Image registration is a process which minimises some kind of cost function between two images with regard to a transformation. The cost function normally consists a data term (e.g. sum of squared difference (SSD), normalised mutual information (NMI)) and a regularisation term (e.g. bending energy, volume preservation constraint). Based on the initial landmark registration result, we perform affine image registration using areg and then non-rigid image registration using nreg:
areg $subject/image_ED.nii.gz $template/template_ED.nii.gz -parin areg.par -dofin prreg.dof.gz -dofout areg.dof.gz nreg $subject/image_ED.nii.gz $template/template_ED.nii.gz -parin nreg.par -dofin areg.dof.gz -dofout nreg.dof.gz
where areg.par and nreg.par are affine registration parameter file and non-rigid registration parameter file. The irtk website explains how to set the parameters.

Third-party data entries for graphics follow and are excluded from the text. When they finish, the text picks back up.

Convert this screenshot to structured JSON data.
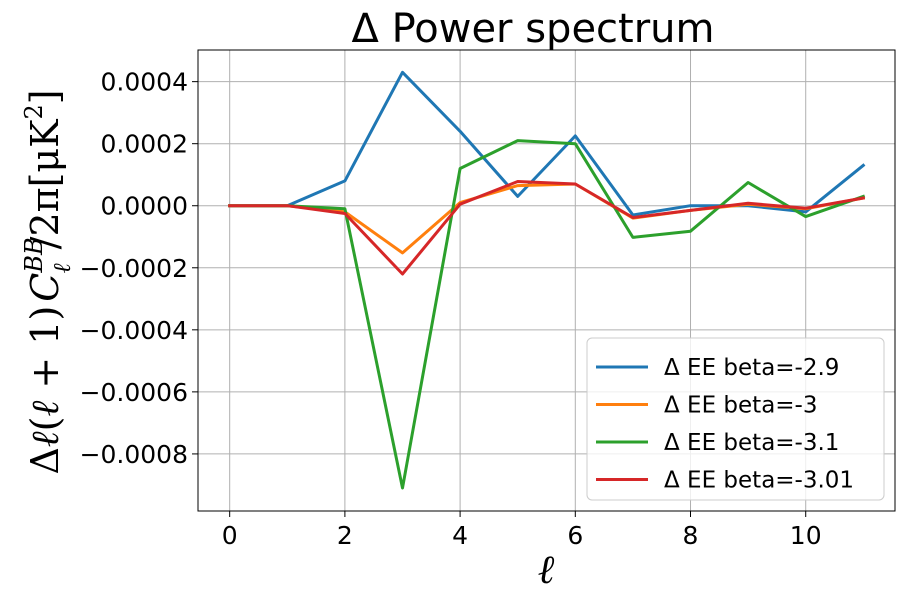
{
  "chart_data": {
    "type": "line",
    "title": "Δ Power spectrum",
    "xlabel": "ℓ",
    "ylabel": "Δℓ(ℓ + 1)C_ℓ^BB/2π[μK²]",
    "ylabel_parts": {
      "pre": "Δ",
      "ell1": "ℓ",
      "mid": "(",
      "ell2": "ℓ",
      "post": " + 1)",
      "c": "C",
      "sup": "BB",
      "sub": "ℓ",
      "end": "/2π[μK",
      "sq": "2",
      "close": "]"
    },
    "xlim": [
      -0.55,
      11.55
    ],
    "ylim": [
      -0.000984,
      0.000502
    ],
    "xticks": [
      0,
      2,
      4,
      6,
      8,
      10
    ],
    "xtick_labels": [
      "0",
      "2",
      "4",
      "6",
      "8",
      "10"
    ],
    "yticks": [
      0.0004,
      0.0002,
      0.0,
      -0.0002,
      -0.0004,
      -0.0006,
      -0.0008
    ],
    "ytick_labels": [
      "0.0004",
      "0.0002",
      "0.0000",
      "−0.0002",
      "−0.0004",
      "−0.0006",
      "−0.0008"
    ],
    "grid": true,
    "legend_position": "lower-right",
    "x": [
      0,
      1,
      2,
      3,
      4,
      5,
      6,
      7,
      8,
      9,
      10,
      11
    ],
    "series": [
      {
        "name": "Δ EE beta=-2.9",
        "color": "#1f77b4",
        "values": [
          0,
          0,
          8e-05,
          0.00043,
          0.00024,
          3e-05,
          0.000225,
          -3e-05,
          0.0,
          0.0,
          -2e-05,
          0.00013
        ]
      },
      {
        "name": "Δ EE beta=-3",
        "color": "#ff7f0e",
        "values": [
          0,
          0,
          -2e-05,
          -0.000152,
          1e-05,
          6.5e-05,
          7e-05,
          -4e-05,
          -1.5e-05,
          5e-06,
          -1e-05,
          2.5e-05
        ]
      },
      {
        "name": "Δ EE beta=-3.1",
        "color": "#2ca02c",
        "values": [
          0,
          0,
          -1e-05,
          -0.00091,
          0.00012,
          0.00021,
          0.0002,
          -0.000102,
          -8.2e-05,
          7.5e-05,
          -3.5e-05,
          3e-05
        ]
      },
      {
        "name": "Δ EE beta=-3.01",
        "color": "#d62728",
        "values": [
          0,
          0,
          -2.5e-05,
          -0.00022,
          5e-06,
          7.8e-05,
          7e-05,
          -3.8e-05,
          -1.5e-05,
          8e-06,
          -8e-06,
          2.5e-05
        ]
      }
    ]
  }
}
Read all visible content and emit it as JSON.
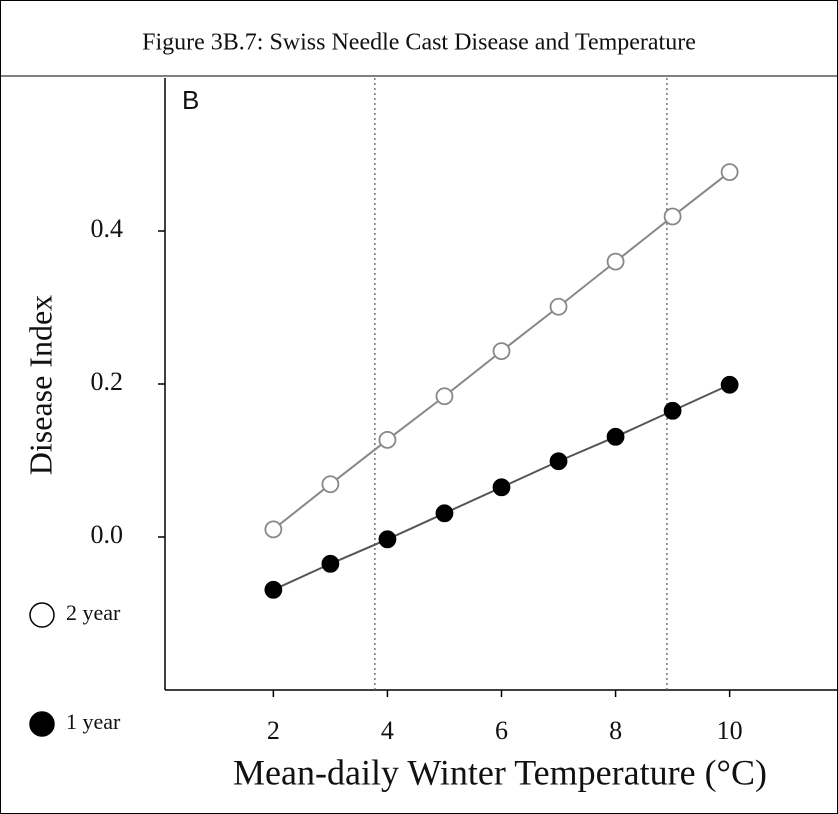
{
  "chart_data": {
    "type": "line",
    "figure_title": "Figure 3B.7: Swiss Needle Cast Disease and Temperature",
    "panel_label": "B",
    "xlabel": "Mean-daily Winter Temperature (°C)",
    "ylabel": "Disease Index",
    "x": [
      2,
      3,
      4,
      5,
      6,
      7,
      8,
      9,
      10
    ],
    "series": [
      {
        "name": "2 year",
        "color": "#888888",
        "filled": false,
        "values": [
          0.01,
          0.069,
          0.127,
          0.184,
          0.243,
          0.301,
          0.36,
          0.419,
          0.477
        ]
      },
      {
        "name": "1 year",
        "color": "#555555",
        "filled": true,
        "values": [
          -0.069,
          -0.035,
          -0.003,
          0.031,
          0.065,
          0.099,
          0.131,
          0.165,
          0.199
        ]
      }
    ],
    "vlines": [
      3.78,
      8.9
    ],
    "xlim": [
      0.1,
      11.9
    ],
    "xticks": [
      2,
      4,
      6,
      8,
      10
    ],
    "ylim": [
      -0.2,
      0.6
    ],
    "yticks": [
      {
        "value": 0,
        "label": "0.0"
      },
      0.2,
      0.4
    ]
  }
}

So now we have established the transformation from the subject image to the template image, which is stored in the file nreg.dof.gz. We can use this information to transform the template image, probability map and surface mesh onto the subject space. The commands transformation and ptransformation are respectively used for transforming images (nifti files) and meshes (vtk files):
transformation $template/template_ED.nii.gz fitted_template_in_subject_space.nii.gz -linear -dofin nreg.dof.gz -target $subject/image.nii.gz transformation $template/probability_ED.nii.gz fitted_prob_map_in_subject_space.nii.gz -linear -dofin nreg.dof.gz -target $subject/image.nii.gz ptransformation $template/heart_ED.vtk fitted_heart_mesh.vtk -dofin nreg.dof.gz -invert
The graphical user interface rview can be used to view the transformed images and meshes. To view an image (nifti format), simply load it as either target or source image using the button at the top-left corner. To view a mesh (vtk format), go to the Landmarks tab and use the Object button at the bottom. You can load both an image and a mesh, so that they are overlaid on display, as shown in this figure:
AHA 17-segment model
An AHA 17-segment model (an image and a mesh) is provided in the atlas data, as shown in this figure. The image and the mesh can be view using rview. Alternatively, the mesh can also be used using Paraview.
The model is generated by manually parcellating the left ventricle in the template label map at ED, according to the anatomical criteria described in this paper:
- Cerqueira, M. D., Weissman, N. J., Dilsizian, V., Jacobs, A. K., Kaul, S., Laskey, W. K., Pennell, D. J., Rumberger, J. A., Ryan, T., Verani, M. S., et al., 2002. Standardized myocardial segmentation and nomenclature for tomographic imaging of the heart. Circulation 105 (4), 539-542.
You can transform the AHA 17-segment model onto the subject space using transformation or ptransformation as previously described.
We hope that this cardiac atlas can be useful for you, such as using the probability maps for Bayesian segmentation or using the template space for atlas-based analysis.
If you use the atlas for publication, we would be very grateful if you could cite the following paper which describes the methodology and data for constructing the atlas:
- W. Bai, W. Shi, A. de Marvao, T.J.W. Dawes, D.P. O’Regan, S.A. Cook, D. Rueckert. A bi-ventricular cardiac atlas built from 1000+ high resolution MR images of healthy subjects and an analysis of shape and motion. Medical Image Analysis, 26(1):133-145, 2015.